Sebuah foto dirinya bersama sang kakak di mana ia duduk di bahu sang kakak sementara kedua tangan Nick merentangkan kedua tangan adiknya seolah mereka akan terbang. Senyum ceria dari foto itu mengobati apa yang tengah Nayla rasakan saat ini, gelang yang dikenakan Nayla kecil dari foto itu cukup untuk membuat Nayla menyentuh pergelangan tangannya sendiri di mana gelang yang sama terpasang, lalu tersenyum.
"Apakah kakak tahu? Sekarang, gelang ini sangat pas di pergelangan tanganku, tidak kebesaran lagi seperti saat kakak membelikan gelang ini saat itu, bahkan aku selalu memakainya,"
Nayla kembali menghembuskan napas panjang, lalu meraih ponsel untuk mengirimkan pesan pada asistennya.
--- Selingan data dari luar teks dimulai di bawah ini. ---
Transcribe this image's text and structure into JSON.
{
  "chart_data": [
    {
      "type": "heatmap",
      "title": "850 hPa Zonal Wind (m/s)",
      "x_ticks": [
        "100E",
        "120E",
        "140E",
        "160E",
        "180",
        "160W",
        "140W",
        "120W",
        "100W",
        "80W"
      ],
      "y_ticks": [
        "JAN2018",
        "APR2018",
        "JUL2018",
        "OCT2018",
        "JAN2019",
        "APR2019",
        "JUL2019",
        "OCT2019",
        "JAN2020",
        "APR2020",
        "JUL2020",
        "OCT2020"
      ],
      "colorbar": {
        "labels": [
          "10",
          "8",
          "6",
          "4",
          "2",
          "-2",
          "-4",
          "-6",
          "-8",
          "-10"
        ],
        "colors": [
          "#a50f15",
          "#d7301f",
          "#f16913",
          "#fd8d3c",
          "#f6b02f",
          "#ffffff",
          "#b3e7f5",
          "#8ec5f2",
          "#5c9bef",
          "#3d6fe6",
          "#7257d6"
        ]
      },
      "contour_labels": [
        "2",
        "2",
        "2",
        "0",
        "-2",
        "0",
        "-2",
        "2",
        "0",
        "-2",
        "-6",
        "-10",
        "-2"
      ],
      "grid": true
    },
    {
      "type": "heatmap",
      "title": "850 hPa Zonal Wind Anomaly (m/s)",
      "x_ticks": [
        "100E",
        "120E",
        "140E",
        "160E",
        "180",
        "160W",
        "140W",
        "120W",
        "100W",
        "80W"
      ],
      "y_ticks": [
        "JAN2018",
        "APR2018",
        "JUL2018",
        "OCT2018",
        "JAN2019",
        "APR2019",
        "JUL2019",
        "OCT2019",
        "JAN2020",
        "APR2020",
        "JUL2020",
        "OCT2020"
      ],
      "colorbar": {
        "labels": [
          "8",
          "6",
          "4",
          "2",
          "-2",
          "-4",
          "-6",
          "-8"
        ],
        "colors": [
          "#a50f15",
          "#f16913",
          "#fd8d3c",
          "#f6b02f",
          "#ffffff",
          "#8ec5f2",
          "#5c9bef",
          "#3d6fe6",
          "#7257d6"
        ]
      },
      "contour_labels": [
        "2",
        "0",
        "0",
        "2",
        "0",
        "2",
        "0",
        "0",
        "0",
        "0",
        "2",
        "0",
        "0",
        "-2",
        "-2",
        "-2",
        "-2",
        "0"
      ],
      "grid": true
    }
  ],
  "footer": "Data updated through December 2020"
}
[[ "Besok aku ke kantor," ]]
...%%%%%%%%%%%%%...
## Keesokan harinya....
"Bisakah kita ke cafe sebentar sebelum melakukan rekaman? Aku membutuhkan kopi sekarang,"
Suara Rory memecah keheningan di dalam mobil di mana mereka dalam perjalanan menuju studio rekaman.
"Tentu," sambut Martin.
"Tapi, hanya kalian saja. Aku memiliki urusan yang harus segera kuurus. Apakah satu jam cukup?" imbuhnya bertanya.
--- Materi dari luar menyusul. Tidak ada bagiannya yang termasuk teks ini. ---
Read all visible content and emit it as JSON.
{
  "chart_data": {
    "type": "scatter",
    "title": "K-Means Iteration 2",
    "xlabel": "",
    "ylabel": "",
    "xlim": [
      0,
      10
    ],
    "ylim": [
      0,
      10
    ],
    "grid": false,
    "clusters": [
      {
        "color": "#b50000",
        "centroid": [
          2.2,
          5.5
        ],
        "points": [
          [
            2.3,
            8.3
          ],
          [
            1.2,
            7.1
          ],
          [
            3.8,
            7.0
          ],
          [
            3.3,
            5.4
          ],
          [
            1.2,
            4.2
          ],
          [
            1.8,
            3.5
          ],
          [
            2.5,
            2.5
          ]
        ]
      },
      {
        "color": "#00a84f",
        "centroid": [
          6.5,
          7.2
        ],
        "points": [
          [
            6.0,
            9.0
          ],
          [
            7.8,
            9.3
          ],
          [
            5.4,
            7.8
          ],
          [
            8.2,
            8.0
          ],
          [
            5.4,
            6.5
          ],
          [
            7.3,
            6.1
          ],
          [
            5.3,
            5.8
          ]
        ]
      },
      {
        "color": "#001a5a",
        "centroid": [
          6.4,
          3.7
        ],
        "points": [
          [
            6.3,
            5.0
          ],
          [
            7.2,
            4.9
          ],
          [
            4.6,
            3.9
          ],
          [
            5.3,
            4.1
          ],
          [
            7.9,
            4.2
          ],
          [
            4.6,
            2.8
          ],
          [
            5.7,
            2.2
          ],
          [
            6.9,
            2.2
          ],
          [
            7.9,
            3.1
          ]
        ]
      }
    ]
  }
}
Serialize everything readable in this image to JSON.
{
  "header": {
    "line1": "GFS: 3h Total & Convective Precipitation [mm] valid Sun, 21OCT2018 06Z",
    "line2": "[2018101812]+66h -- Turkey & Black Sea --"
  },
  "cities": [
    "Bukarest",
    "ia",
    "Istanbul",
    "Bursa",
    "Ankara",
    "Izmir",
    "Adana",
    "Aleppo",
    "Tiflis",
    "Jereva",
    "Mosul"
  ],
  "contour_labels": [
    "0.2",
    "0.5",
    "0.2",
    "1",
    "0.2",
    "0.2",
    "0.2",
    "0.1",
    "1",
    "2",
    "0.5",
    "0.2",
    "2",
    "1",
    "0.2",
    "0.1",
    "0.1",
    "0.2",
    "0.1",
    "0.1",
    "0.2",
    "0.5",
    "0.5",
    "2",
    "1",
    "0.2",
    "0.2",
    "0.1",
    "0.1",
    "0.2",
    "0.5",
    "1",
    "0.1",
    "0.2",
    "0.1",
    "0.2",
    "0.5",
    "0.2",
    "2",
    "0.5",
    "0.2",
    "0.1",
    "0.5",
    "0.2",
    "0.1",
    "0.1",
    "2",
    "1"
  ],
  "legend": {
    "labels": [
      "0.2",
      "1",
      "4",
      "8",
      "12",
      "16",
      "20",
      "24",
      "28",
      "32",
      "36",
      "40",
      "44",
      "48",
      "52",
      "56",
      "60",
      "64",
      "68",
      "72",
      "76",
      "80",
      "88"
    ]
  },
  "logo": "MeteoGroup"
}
"Sangat cukup," jawab Rory.
"Kalau begitu, aku akan menurunkan kalian di cafe, sedangkan aku langsung ke studio. Setelah setengah jam, sopir akan menjemput kalian," tutur Martin.
Rory mengangguk, lalu segera membuang pandangan ke jendela, melihat suasana kota di pagi hari.
Hingga, ketika mereka tiba di cafe yang biasa Rory datangi sejak lima hari terakhir, langkahnya segera terhenti ketika kedua matanya menangkap sosok yang tengah duduk membelakangi dirinya.
. . . . .
. . . . .
To be continued....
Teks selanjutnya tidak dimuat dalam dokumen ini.